Dependency inject or import application config?

Hi,

I am currently storing application config in a struct (created from .env file at application boot) and dependency inject only the relevant ones where they are needed. See a dumb example below please.

// Assume that the cnf is a multidimensional struct in config.go.

// cmd/main.go
whoAreYou(cnf.App.Name, cnf.Env, cnf.Build.Ver)

// internal/hello.go
func whoAreYou(name, env string, ver int) string {
   return fmt.Sprintf("%s %s %d", name, env, ver)
}

What I was thinking is that, is this really a Go-ish way of working? I mean is it not better to just store whole config in a variable and access/import it where ever it is needed just like we normally use log package? The example then changes as below.

// Assume that the Cnf is a multidimensional struct stored as var in config.go.

// cmd/main.go
whoAreYou()

// internal/hello.go
inport "config"

func whoAreYou() string {
   return fmt.Sprintf("%s %s %d", config.Cnf.App.Name, config.Cnf.Env, config.Cnf.Build.Ver)
}

Thanks

Technically, being into a package you can consider the technique idiomatic but practically if your package is useful only for this application is more clean and easy to use a global variable to store configuration.

I wouldn’t use global configuration, it limits testing, especially parallel testing.

I wouldn’t use global configuration, it limits testing, especially parallel testing.

Assuming that the app is using 12 Factor rule for env vars and if the tests are your concern, you can always manually set env var(s) in your test and let your test case expect whatever it needs to.

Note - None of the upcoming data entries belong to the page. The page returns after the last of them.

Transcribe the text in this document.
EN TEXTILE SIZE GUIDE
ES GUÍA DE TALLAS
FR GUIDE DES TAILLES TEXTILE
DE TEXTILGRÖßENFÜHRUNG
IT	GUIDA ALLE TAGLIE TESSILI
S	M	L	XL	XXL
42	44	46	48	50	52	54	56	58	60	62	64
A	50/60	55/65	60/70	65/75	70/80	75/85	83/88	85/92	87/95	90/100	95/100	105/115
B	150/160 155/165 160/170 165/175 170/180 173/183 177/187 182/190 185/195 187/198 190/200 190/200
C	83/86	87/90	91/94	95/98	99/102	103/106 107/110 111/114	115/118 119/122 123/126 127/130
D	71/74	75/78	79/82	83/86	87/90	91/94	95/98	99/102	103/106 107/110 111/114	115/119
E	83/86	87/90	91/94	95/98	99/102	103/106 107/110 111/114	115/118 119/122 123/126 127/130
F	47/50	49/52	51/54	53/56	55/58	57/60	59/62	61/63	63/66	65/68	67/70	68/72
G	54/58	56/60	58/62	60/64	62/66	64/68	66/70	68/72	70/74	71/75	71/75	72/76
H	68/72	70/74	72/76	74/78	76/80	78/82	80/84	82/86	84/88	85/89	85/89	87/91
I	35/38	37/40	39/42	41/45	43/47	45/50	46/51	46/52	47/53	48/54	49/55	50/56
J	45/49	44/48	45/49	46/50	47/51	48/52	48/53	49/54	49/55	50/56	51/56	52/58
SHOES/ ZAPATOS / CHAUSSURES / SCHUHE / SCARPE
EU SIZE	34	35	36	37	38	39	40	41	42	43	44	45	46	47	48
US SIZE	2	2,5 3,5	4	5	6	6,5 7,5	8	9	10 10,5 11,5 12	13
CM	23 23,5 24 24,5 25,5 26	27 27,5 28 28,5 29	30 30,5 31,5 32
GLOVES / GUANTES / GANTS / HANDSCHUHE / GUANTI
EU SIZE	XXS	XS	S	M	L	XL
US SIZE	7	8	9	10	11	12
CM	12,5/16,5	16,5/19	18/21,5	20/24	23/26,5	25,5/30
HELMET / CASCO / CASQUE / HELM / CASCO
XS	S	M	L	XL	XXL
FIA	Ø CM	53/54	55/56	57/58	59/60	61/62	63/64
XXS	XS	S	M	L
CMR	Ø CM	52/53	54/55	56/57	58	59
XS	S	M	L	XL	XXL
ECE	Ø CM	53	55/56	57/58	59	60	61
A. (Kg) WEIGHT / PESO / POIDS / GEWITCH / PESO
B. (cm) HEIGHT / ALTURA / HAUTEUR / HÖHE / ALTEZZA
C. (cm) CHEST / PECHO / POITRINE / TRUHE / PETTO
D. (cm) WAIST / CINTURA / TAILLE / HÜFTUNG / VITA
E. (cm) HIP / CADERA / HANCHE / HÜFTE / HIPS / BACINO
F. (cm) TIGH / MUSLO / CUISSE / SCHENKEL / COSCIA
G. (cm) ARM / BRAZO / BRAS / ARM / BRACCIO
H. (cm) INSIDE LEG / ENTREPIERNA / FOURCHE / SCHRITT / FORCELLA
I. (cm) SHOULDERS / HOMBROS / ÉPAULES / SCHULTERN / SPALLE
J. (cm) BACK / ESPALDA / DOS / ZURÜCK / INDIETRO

So I don’t think the tests would be enough reason to block implementing global config which is purely application specific thing.

it is true for app version, name kind of variables but not true for library/service dependencies. I assume OP wants to know how to use these dependencies within a function or a package.

and dependency inject only the relevant ones where they are needed

1 Like

The config contains application specific vars so they are only relevant to the application itself. All the go files in the application are not shared across any other external app or package. It is like, you have money in your pocket and that money only for you to spend. No one is meant to put their hand into your pocket unless there is a pick-pocket which is a bug

I’ll stick with the current implementation which doesn’t make use of global var for config after reading some posts and this.